Heft 904, September 2024

Ich ist (k)eine Andere

von Daniela Dröscher

»Hat Ihr Schreiben etwas Therapeutisches?« Es erstaunt nicht, dass ich diese Frage häufiger höre. Schließlich ist mein Roman Lügen über meine Mutter ein autofiktionaler Text, der nah am eigenen Leben entlang erzählt, und dieses Leben bleibt vom Schreiben nicht unberührt.

Schriftstellerinnen und Schriftsteller, die im Genre »life writing« publizieren – dazu gehören die Autofiktion, die Autosoziobiografie, das Memoir, der persönliche Essay –, werden häufig mit der Frage nach den autokathartischen Effekten ihres Schreibens konfrontiert. Ich selbst antworte meist frei heraus: Natürlich ist meine Arbeit »therapeutisch«. Der Topos vom Schreiben als »Medizin« lässt sich bis zu Platon zurückverfolgen. Bei ihm ist die Schrift ein pharmakon, was sowohl Heil- als auch Giftmittel bedeutet (sie bewahrt Erinnerungen, befördert aber auch das Vergessen).

Ich schreibe Autofiktion, um Dinge, die mir widerfahren sind, besser zu verstehen. Wenn ich etwas bereits vorab verstanden hätte, bräuchte ich nicht zu schreiben. Indem ich mich und mein Leben zum Gegenstand der Analyse mache, überschreite ich eine wirkmächtige historische Grenze. Immer wieder unterschätze ich, gegen wie viele gesellschaftliche Verbotsschilder ich als Frau dabei noch immer anschreibe.

In meinem Fall war dieses Verbot äußerst konkret. Mein Vater wollte nicht, dass ich Schriftstellerin werde. Früh fürchtete er, dass ich eines Tages über unsere Familie schreiben könnte. Fast zwei Jahrzehnte lang habe ich um den Kern meines Erzählens gewissermaßen herumgeschrieben. Ich habe Fiktion um Fiktion erfunden, Kostüm um Kostüm.

Ich-Sagen

Lügen über meine Mutter ist mein erster Roman, der in der ersten Person erzählt. Mir scheint, dass sich ein Großteil der Skepsis gegenüber der Autofiktion an dem Wort »ich« entzündet. Interessant ist, dass das Erzählen in der ersten Person wahlweise entweder als zu klein und zu privat oder als zu anmaßend empfunden wird.

Für mich liegt die Magie des autofiktionalen Ich in seiner Intimität. Seiner Direktheit. Wer in »Ich«-Form schreibt, exponiert und zeigt sich in seiner subjektiven Sicht auf sich und die Welt: So und so und nicht anders empfinde ich.

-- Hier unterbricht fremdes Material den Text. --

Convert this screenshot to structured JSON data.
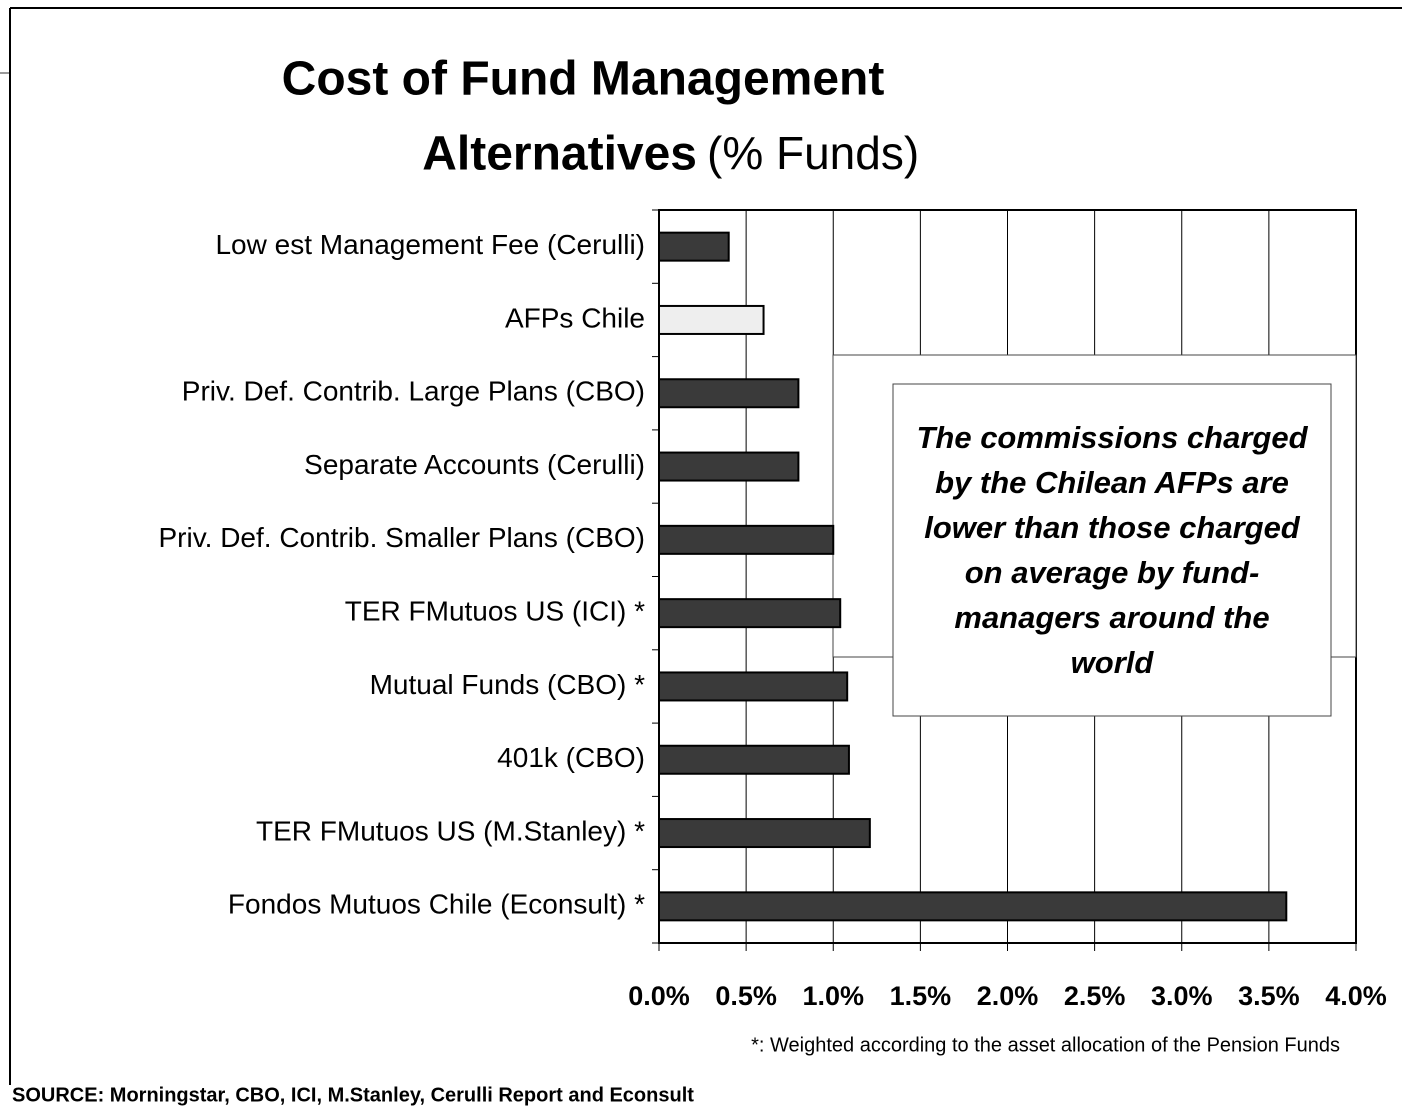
{
  "chart_data": {
    "type": "bar",
    "orientation": "horizontal",
    "title": [
      "Cost of Fund Management",
      "Alternatives"
    ],
    "subtitle": "(% Funds)",
    "categories": [
      "Low est Management Fee (Cerulli)",
      "AFPs Chile",
      "Priv. Def. Contrib. Large Plans (CBO)",
      "Separate Accounts (Cerulli)",
      "Priv. Def. Contrib. Smaller Plans (CBO)",
      "TER FMutuos US (ICI) *",
      "Mutual Funds (CBO) *",
      "401k (CBO)",
      "TER FMutuos US (M.Stanley) *",
      "Fondos Mutuos Chile (Econsult) *"
    ],
    "values": [
      0.4,
      0.6,
      0.8,
      0.8,
      1.0,
      1.04,
      1.08,
      1.09,
      1.21,
      3.6
    ],
    "colors": [
      "#3a3a3a",
      "#eeeeee",
      "#3a3a3a",
      "#3a3a3a",
      "#3a3a3a",
      "#3a3a3a",
      "#3a3a3a",
      "#3a3a3a",
      "#3a3a3a",
      "#3a3a3a"
    ],
    "xlim": [
      0,
      4
    ],
    "xticks": [
      {
        "value": 0,
        "label": "0.0%"
      },
      {
        "value": 0.5,
        "label": "0.5%"
      },
      {
        "value": 1,
        "label": "1.0%"
      },
      {
        "value": 1.5,
        "label": "1.5%"
      },
      {
        "value": 2,
        "label": "2.0%"
      },
      {
        "value": 2.5,
        "label": "2.5%"
      },
      {
        "value": 3,
        "label": "3.0%"
      },
      {
        "value": 3.5,
        "label": "3.5%"
      },
      {
        "value": 4,
        "label": "4.0%"
      }
    ],
    "grid": true,
    "annotation": "The commissions charged by the Chilean AFPs are lower than those charged on average by fund-managers around the world",
    "footnote": "*: Weighted according to the asset allocation of the Pension Funds",
    "source": "SOURCE: Morningstar, CBO, ICI, M.Stanley, Cerulli Report and Econsult"
  }
}
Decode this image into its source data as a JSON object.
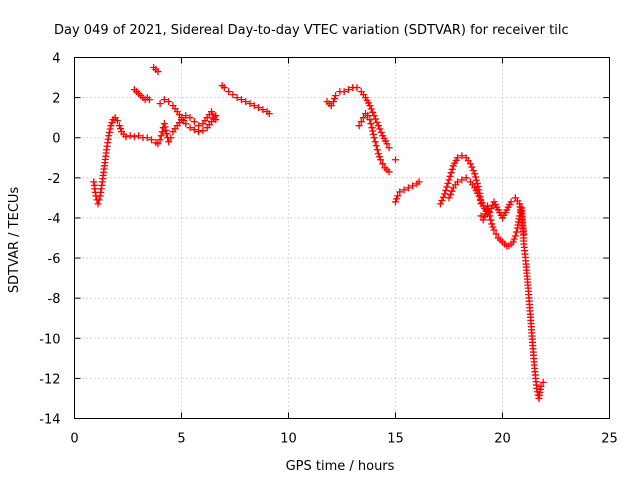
{
  "chart_data": {
    "type": "scatter",
    "title": "Day 049 of 2021, Sidereal Day-to-day VTEC variation (SDTVAR) for receiver tilc",
    "xlabel": "GPS time / hours",
    "ylabel": "SDTVAR / TECUs",
    "xlim": [
      0,
      25
    ],
    "ylim": [
      -14,
      4
    ],
    "xticks": [
      0,
      5,
      10,
      15,
      20,
      25
    ],
    "yticks": [
      -14,
      -12,
      -10,
      -8,
      -6,
      -4,
      -2,
      0,
      2,
      4
    ],
    "grid": true,
    "marker": "+",
    "color": "#ff0000",
    "series": [
      {
        "name": "seg1",
        "x": [
          0.9,
          1.0,
          1.1,
          1.2,
          1.3,
          1.4,
          1.5,
          1.6,
          1.7,
          1.8,
          1.9,
          2.0,
          2.1,
          2.2,
          2.4,
          2.6,
          2.8,
          3.0,
          3.2,
          3.4,
          3.6,
          3.8
        ],
        "y": [
          -2.2,
          -2.9,
          -3.3,
          -2.9,
          -2.2,
          -1.4,
          -0.6,
          0.1,
          0.6,
          0.9,
          1.0,
          0.85,
          0.6,
          0.3,
          0.05,
          0.1,
          0.05,
          0.1,
          0.0,
          0.0,
          -0.1,
          -0.25
        ]
      },
      {
        "name": "seg2",
        "x": [
          2.8,
          2.9,
          3.0,
          3.1,
          3.2,
          3.3,
          3.4,
          3.5
        ],
        "y": [
          2.4,
          2.3,
          2.2,
          2.1,
          2.0,
          1.9,
          2.0,
          1.9
        ]
      },
      {
        "name": "seg3",
        "x": [
          3.7,
          3.8,
          3.9
        ],
        "y": [
          3.5,
          3.4,
          3.3
        ]
      },
      {
        "name": "seg4",
        "x": [
          3.9,
          4.0,
          4.1,
          4.2,
          4.3,
          4.4,
          4.5
        ],
        "y": [
          -0.3,
          -0.1,
          0.3,
          0.7,
          0.2,
          -0.2,
          0.0
        ]
      },
      {
        "name": "seg5",
        "x": [
          4.0,
          4.2,
          4.4,
          4.6,
          4.8,
          5.0,
          5.2,
          5.4,
          5.6,
          5.8,
          6.0,
          6.2,
          6.4,
          6.6
        ],
        "y": [
          1.7,
          1.9,
          1.8,
          1.6,
          1.3,
          1.0,
          0.7,
          0.5,
          0.4,
          0.3,
          0.35,
          0.5,
          0.8,
          1.1
        ]
      },
      {
        "name": "seg6",
        "x": [
          4.6,
          4.8,
          5.0,
          5.2,
          5.4,
          5.6,
          5.8,
          6.0,
          6.2,
          6.4,
          6.6
        ],
        "y": [
          0.3,
          0.6,
          0.9,
          1.1,
          1.0,
          0.8,
          0.6,
          0.7,
          1.0,
          1.3,
          0.9
        ]
      },
      {
        "name": "seg7",
        "x": [
          6.9,
          7.0,
          7.2,
          7.4,
          7.6,
          7.8,
          8.0,
          8.2,
          8.4,
          8.6,
          8.8,
          9.0,
          9.1
        ],
        "y": [
          2.6,
          2.5,
          2.3,
          2.15,
          2.0,
          1.9,
          1.8,
          1.7,
          1.6,
          1.5,
          1.4,
          1.3,
          1.2
        ]
      },
      {
        "name": "seg8",
        "x": [
          11.8,
          11.9,
          12.0,
          12.1,
          12.2,
          12.4,
          12.6,
          12.8,
          13.0,
          13.2,
          13.4,
          13.6,
          13.8,
          14.0,
          14.2,
          14.4,
          14.6,
          14.7
        ],
        "y": [
          1.8,
          1.7,
          1.6,
          1.8,
          2.1,
          2.3,
          2.3,
          2.4,
          2.5,
          2.5,
          2.3,
          2.0,
          1.6,
          1.1,
          0.6,
          0.1,
          -0.3,
          -0.5
        ]
      },
      {
        "name": "seg9",
        "x": [
          13.3,
          13.4,
          13.5,
          13.6,
          13.7,
          13.8,
          13.9,
          14.0,
          14.1,
          14.2,
          14.3,
          14.4,
          14.5,
          14.6,
          14.7
        ],
        "y": [
          0.6,
          0.8,
          1.0,
          1.2,
          1.1,
          0.9,
          0.5,
          0.0,
          -0.4,
          -0.8,
          -1.1,
          -1.3,
          -1.5,
          -1.6,
          -1.7
        ]
      },
      {
        "name": "seg10",
        "x": [
          15.0,
          15.1,
          15.2,
          15.4,
          15.6,
          15.8,
          16.0,
          16.1
        ],
        "y": [
          -3.2,
          -2.9,
          -2.7,
          -2.6,
          -2.5,
          -2.4,
          -2.3,
          -2.2
        ]
      },
      {
        "name": "seg11",
        "x": [
          15.0
        ],
        "y": [
          -1.1
        ]
      },
      {
        "name": "seg12",
        "x": [
          17.1,
          17.3,
          17.5,
          17.7,
          17.9,
          18.1,
          18.3,
          18.5,
          18.7,
          18.9,
          19.0
        ],
        "y": [
          -3.3,
          -2.8,
          -2.1,
          -1.4,
          -1.0,
          -0.9,
          -1.0,
          -1.3,
          -1.8,
          -2.6,
          -3.3
        ]
      },
      {
        "name": "seg13",
        "x": [
          17.5,
          17.7,
          17.9,
          18.1,
          18.3,
          18.5,
          18.7,
          18.9,
          19.1,
          19.3
        ],
        "y": [
          -3.0,
          -2.5,
          -2.2,
          -2.1,
          -2.0,
          -2.2,
          -2.5,
          -2.9,
          -3.4,
          -3.8
        ]
      },
      {
        "name": "seg14",
        "x": [
          19.0,
          19.1,
          19.2,
          19.3,
          19.4,
          19.5,
          19.6,
          19.7,
          19.8,
          19.9,
          20.0,
          20.1,
          20.2,
          20.3,
          20.4,
          20.5,
          20.6,
          20.7,
          20.8,
          20.9,
          21.0,
          21.1,
          21.2,
          21.3,
          21.4,
          21.5,
          21.6,
          21.7,
          21.8,
          21.9
        ],
        "y": [
          -3.9,
          -4.1,
          -3.8,
          -3.4,
          -3.9,
          -4.3,
          -4.6,
          -4.8,
          -5.0,
          -5.1,
          -5.2,
          -5.3,
          -5.4,
          -5.4,
          -5.3,
          -5.2,
          -4.9,
          -4.5,
          -3.9,
          -3.5,
          -5.3,
          -6.3,
          -7.5,
          -8.8,
          -10.2,
          -11.5,
          -12.5,
          -13.0,
          -12.4,
          -12.2
        ]
      },
      {
        "name": "seg15",
        "x": [
          19.4,
          19.6,
          19.8,
          20.0,
          20.2,
          20.4,
          20.6,
          20.8,
          21.0
        ],
        "y": [
          -3.7,
          -3.2,
          -3.6,
          -4.0,
          -3.6,
          -3.2,
          -3.0,
          -3.3,
          -4.8
        ]
      }
    ]
  }
}
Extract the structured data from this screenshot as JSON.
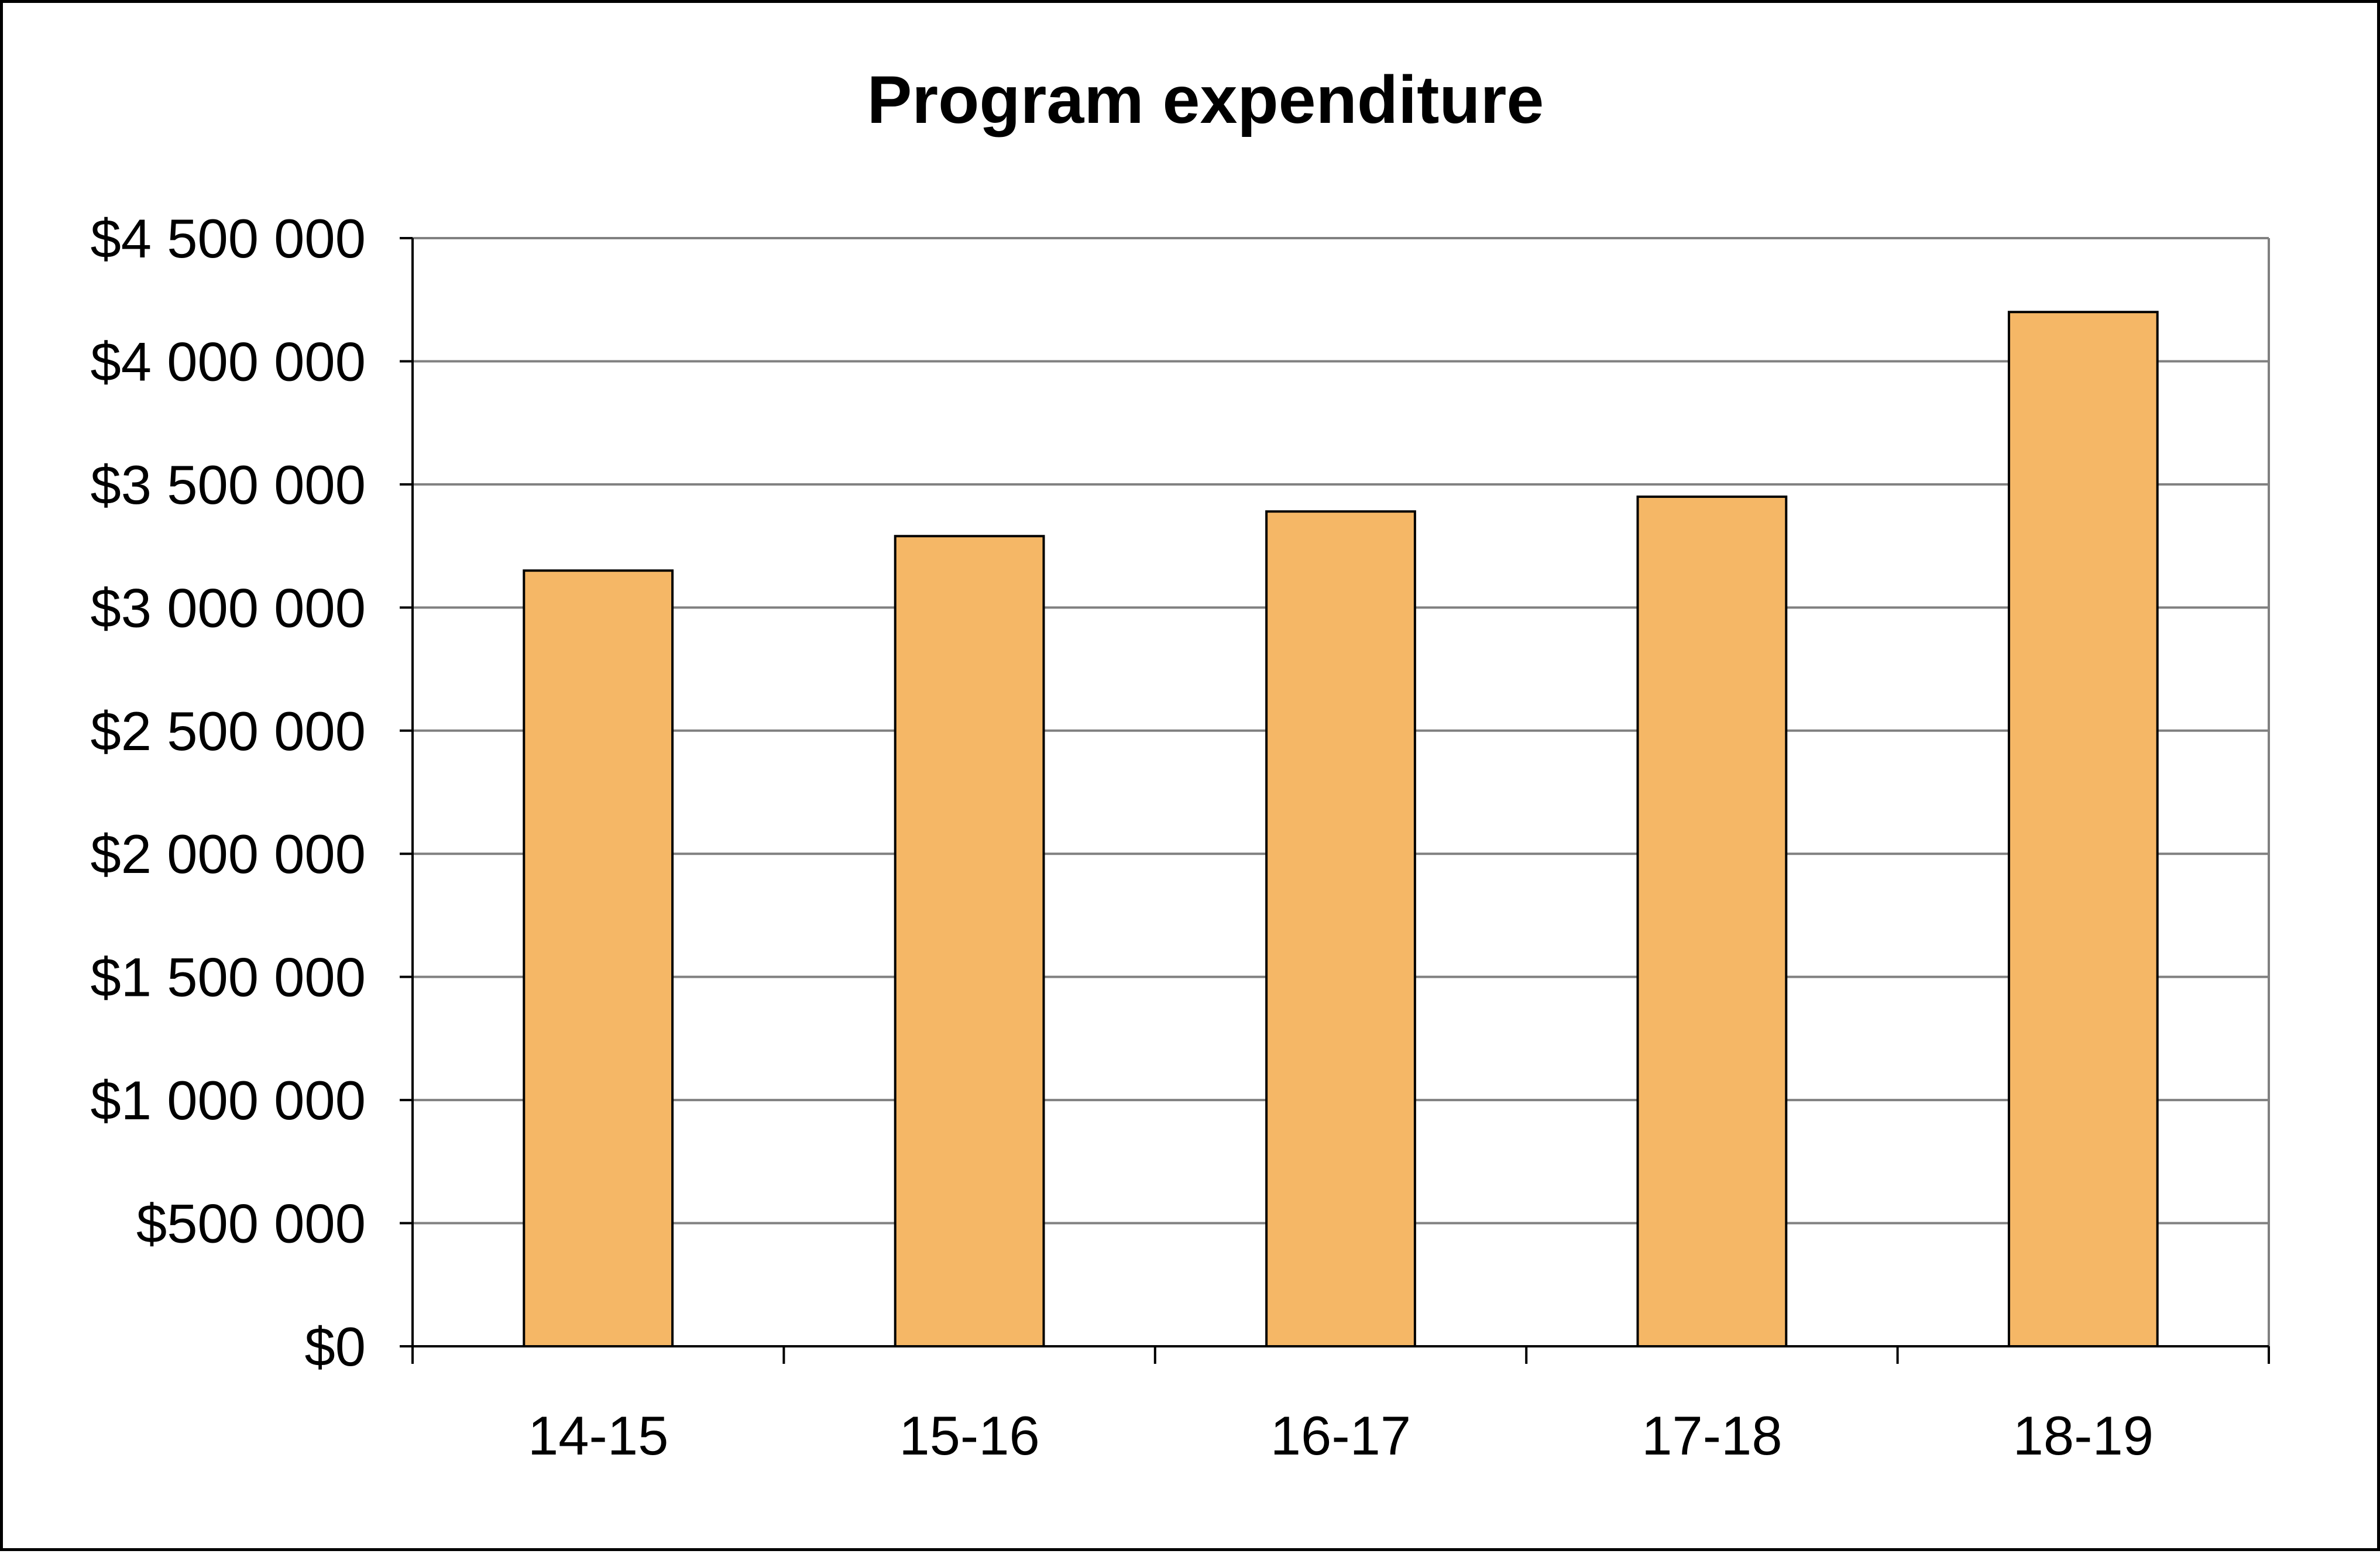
{
  "chart_data": {
    "type": "bar",
    "title": "Program expenditure",
    "xlabel": "",
    "ylabel": "",
    "categories": [
      "14-15",
      "15-16",
      "16-17",
      "17-18",
      "18-19"
    ],
    "series": [
      {
        "values": [
          3150000,
          3290000,
          3390000,
          3450000,
          4200000
        ]
      }
    ],
    "ylim": [
      0,
      4500000
    ],
    "yticks": [
      0,
      500000,
      1000000,
      1500000,
      2000000,
      2500000,
      3000000,
      3500000,
      4000000,
      4500000
    ],
    "ytick_labels": [
      "$0",
      "$500 000",
      "$1 000 000",
      "$1 500 000",
      "$2 000 000",
      "$2 500 000",
      "$3 000 000",
      "$3 500 000",
      "$4 000 000",
      "$4 500 000"
    ],
    "grid": true,
    "legend": "none",
    "colors": {
      "bar": "#F5B766",
      "bar_outline": "#000000",
      "grid": "#808080"
    }
  }
}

So und so und nicht anders erkläre ich mir diese oder jene Zusammenhänge.

Als Leserin wiederum höre ich einer Stimme, die »ich« sagt, ganz anders zu. Für die Dauer der Lektüre bin ich bereit, mich einer anderen Stimme und ihrer Blickführung anzuvertrauen. Und zwar ganz unabhängig davon, ob ich die Stimme des Textes mit der der Autorin gleichsetze. Wer auf diese Weise »ich« sagt, öffnet – schreibend – einen intimen Raum und beschenkt Leserinnen und Leser mit seinem unverwechselbaren Blick auf die Welt. Mich persönlich interessiert beim Lesen nicht so sehr, was genau ein autofiktionales Ich wirklich erlebt hat. Viel faszinierender finde ich die besondere Energie, die es freisetzt. Den Sog, den es entfaltet. Das Ich des Texts trifft im Lesen auf ein anderes Ich. Es entsteht ein Spiegelkabinett aus Identifikation und Differenz.

Traditionslinien

Mein autofiktionales Ich hat ein gewichtiges Vorbild. Bevor ich anfing zu schreiben, schrieb ich eine Dissertation über die Schriftstellerin Yōko Tawada, deren Texte häufig in Ich-Perspektive verfasst sind. Ihr personal essay war das Medium meines Transits. Ausgerechnet die persönlichste, direkteste und damit ungeschützteste Art zu erzählen verlieh mir Sicherheit. Sie verankerte und situierte mich.